Someone needs to ask him how a PC sold with Windows 7 pre-installed (OEM SLP) will handle being upgraded to Windows 10 since the key isn't unique like it is for Windows 8.x. They're offering the upgrade to everyone after all, yet some people do actually have laptops and netbooks where the COA sticker has faded to the point where it's unreadable. I remember someone quoted some text a while back that said that the upgrade won't ask you for a key either before or after the upgrade. How would it reactivate an older PC that was sold with Windows 7 from a clean reinstall though? I can only guess that it'll require you to login to a Microsoft account to complete activation. That is unless they allow OEM SLP keys in Windows 10 RTM.
Paul, I've heard last week that most of the Windows guys had been transferred out of RTM, to take care of GDR1, sorry for your 2 cents. Btw, get your jukebox ready for new residents next week ....... oh, I think I've mentioned about that on Mon, when everybody were expecting to see 10134 "coming up shortly".
Personally I am hoping in this case it would look at the BIOS and see if Windows 7 would activate against it - if not, check 8, and so on.
OK, since I don't have such valuable input from MS guys I only can talk about how it was handled in the past. Perhaps some changes were made and they hurry to bring stuff out. Meantime I let my 2 cents sit as a bet Btw, Jukebox is perfectly pruned and ready for new entries ...
Actually, there was this discussion in QQ chat about this trick(LOL, those were MS and OEM guys, lmao), naturally nobody would know if it could work until they could test it when the upgrade tool is out: If you have a win7 X86 on a old P4(or whatever), naturally you won't want win10 on it, even if it could be installed, so install a win7Ultimate X64 on your new shiny machine, emulate it with BIOS mod or loader, and when the tool asks for COA, enter the COA on the P4 ...........

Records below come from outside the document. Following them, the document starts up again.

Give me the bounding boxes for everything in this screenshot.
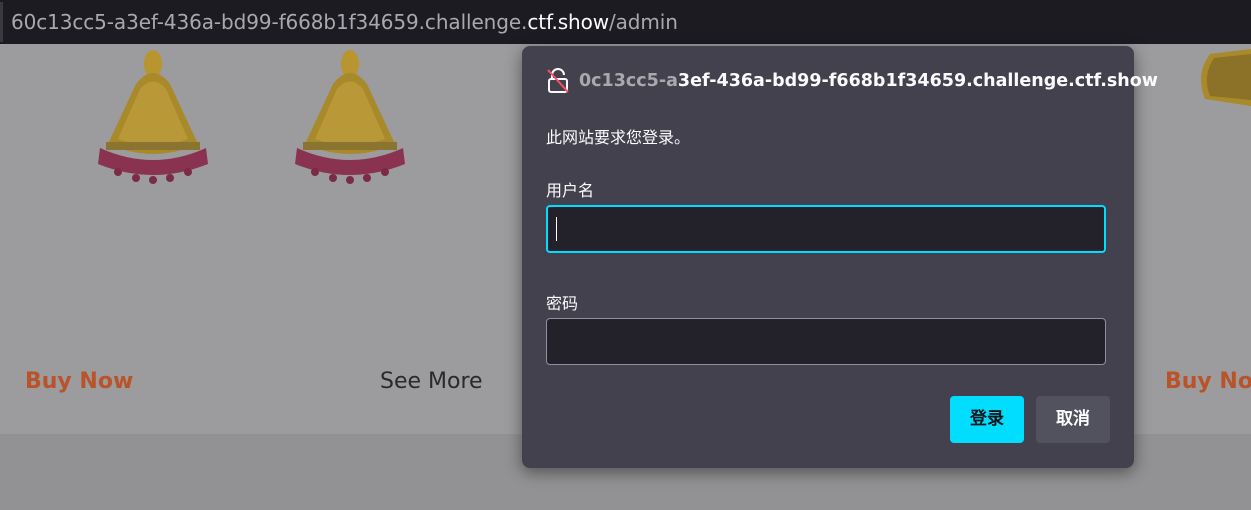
dialog-host-fade: 0c13cc5-a: [579, 71, 678, 91]
password-input[interactable]: [546, 318, 1106, 365]
url-prefix: 60c13cc5-a3ef-436a-bd99-f668b1f34659.cha…: [11, 10, 528, 34]
dialog-host: 0c13cc5-a3ef-436a-bd99-f668b1f34659.chal…: [579, 71, 1158, 91]
cancel-button[interactable]: 取消: [1036, 396, 1110, 443]
earring-image-1: [98, 50, 208, 184]
see-more-link[interactable]: See More: [380, 369, 483, 394]
url-text[interactable]: 60c13cc5-a3ef-436a-bd99-f668b1f34659.cha…: [11, 9, 678, 35]
username-input[interactable]: [546, 205, 1106, 253]
address-bar-edge: [0, 2, 3, 42]
dialog-message: 此网站要求您登录。: [546, 128, 691, 147]
buy-now-link-right[interactable]: Buy No: [1165, 369, 1251, 394]
insecure-lock-icon: [547, 68, 569, 93]
address-bar[interactable]: 60c13cc5-a3ef-436a-bd99-f668b1f34659.cha…: [0, 0, 1251, 44]
bangle-image: [1201, 49, 1251, 106]
dialog-host-rest: 3ef-436a-bd99-f668b1f34659.challenge.ctf…: [677, 71, 1158, 91]
login-button[interactable]: 登录: [950, 396, 1024, 443]
text-caret: [556, 217, 557, 241]
username-label: 用户名: [546, 181, 595, 200]
login-dialog: 0c13cc5-a3ef-436a-bd99-f668b1f34659.chal…: [522, 46, 1158, 468]
earring-image-2: [295, 50, 405, 184]
url-path: /admin: [609, 10, 678, 34]
password-label: 密码: [546, 294, 579, 313]
buy-now-link[interactable]: Buy Now: [25, 369, 133, 394]
url-host: ctf.show: [527, 10, 609, 34]
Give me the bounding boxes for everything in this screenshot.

Probably because it's showing up on systems activated with OEM SLP and not just COA. Microsoft does a license check prior to offering you the upgrade, so they know what systems they're giving the update out to. So in my opinion it's kind of pointless to offer it to people activated over OEM SLP when many of them won't have any other key anymore. Keep in mind that millions of people have had a Windows 7 laptop or netbook since 2009. The COA sticker is normally placed underneath the device too, so for an extremely large number of people that code would of faded away by now. I know that on many of the devices around me the codes have vanished even though the systems are 100% genuine. If Microsoft were to say "too bad, buy a key" then that's only going to encourage people to find other ways to get Windows 10 for free. I meant that there's no other way to do it unless the OS has a form of WAT built in that sends your HWID to Microsoft and then it'll activate your system. It's not like you can type in a Windows 7 key and it'll accept it.
There won't be a COA check so that's no problem Microsoft should be perfectly aware that their stupid stickers fade over the years, it's likely that the BIOS mods will all endup geniue if Microsoft doesn't have some sort of Hardware database for actual legit OEM devices but if they had the loader would have long been defeated so... i doubt it. For people on 7 Home/Home Premium on a Laptop (with SLIC) this would also kind of mean if they upgraded (or upgrade now) to W7 Pro/ultimate and re-apply the licenses and then upgrade to W10 they will have W10 Pro instead of W10 Home.